Strong coupling dynamics of defect RG flows in ABJM

Abstract

Wilson loop operators in ABJM theory provide a rich arena for studying defect conformal field theories (dCFTs) and the renormalization group (RG) flows connecting them. While these are well understood at weak coupling, a complete strong-coupling picture remains an open problem. In this paper, we present a systematic analysis of defect RG flows in ABJM at strong coupling, via holography. By examining fluctuations of fundamental strings in the AdS4 × CP3 background around classical AdS2 solutions, we map worldsheet excitations to the operators in the dual dCFT which are responsible for the flows and determine their scaling dimensions, including subleading corrections from one-loop worldsheet effects.

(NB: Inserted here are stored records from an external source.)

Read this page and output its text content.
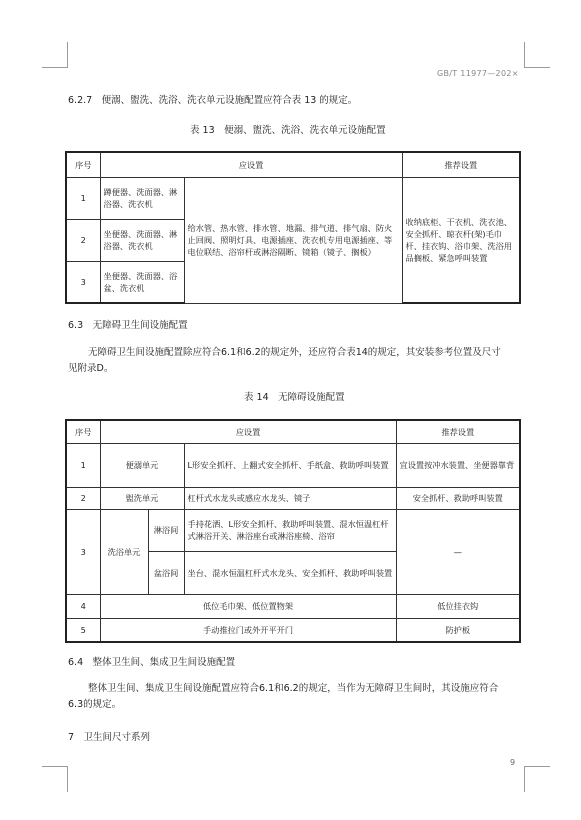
GB/T 11977—202×
6.2.7　便溺、盥洗、洗浴、洗衣单元设施配置应符合表 13 的规定。
表 13　便溺、盥洗、洗浴、洗衣单元设施配置
序号	应设置		推荐设置
1	蹲便器、洗面器、淋浴器、洗衣机	给水管、热水管、排水管、地漏、排气道、排气扇、防火止回阀、照明灯具、电源插座、洗衣机专用电源插座、等电位联结、浴帘杆或淋浴隔断、镜箱（镜子、搁板）	收纳底柜、干衣机、洗衣池、安全抓杆、晾衣杆(架)毛巾杆、挂衣钩、浴巾架、洗浴用品搁板、紧急呼叫装置
2	坐便器、洗面器、淋浴器、洗衣机		
3	坐便器、洗面器、浴盆、洗衣机		
6.3　无障碍卫生间设施配置
无障碍卫生间设施配置除应符合6.1和6.2的规定外，还应符合表14的规定，其安装参考位置及尺寸
见附录D。
表 14　无障碍设施配置
序号	应设置			推荐设置
1	便溺单元		L形安全抓杆、上翻式安全抓杆、手纸盒、救助呼叫装置	宜设置按冲水装置、坐便器靠背
2	盥洗单元		杠杆式水龙头或感应水龙头、镜子	安全抓杆、救助呼叫装置
3	洗浴单元	淋浴间	手持花洒、L形安全抓杆、救助呼叫装置、混水恒温杠杆式淋浴开关、淋浴座台或淋浴座椅、浴帘	—
		盆浴间	坐台、混水恒温杠杆式水龙头、安全抓杆、救助呼叫装置	
4	低位毛巾架、低位置物架			低位挂衣钩
5	手动推拉门或外开平开门			防护板
6.4　整体卫生间、集成卫生间设施配置
整体卫生间、集成卫生间设施配置应符合6.1和6.2的规定，当作为无障碍卫生间时，其设施应符合
6.3的规定。
7　卫生间尺寸系列
9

We show how different boundary conditions on string coordinates correspond to distinct operators and provide a geometric realization of the RG flows through interpolating boundary conditions. We apply this framework to fermionic 1/2 BPS, bosonic 1/6 BPS, and non-supersymmetric Wilson loops, establishing a coherent strong-coupling picture in which the 1/2 BPS loop is IR stable, the 1/6 BPS loop acts as a saddle point, and the non-supersymmetric configuration emerges as a natural UV fixed point. We also advance a proposal for the holographic dual of a second non-supersymmetric loop, in terms of averaging over Dirichlet boundary conditions.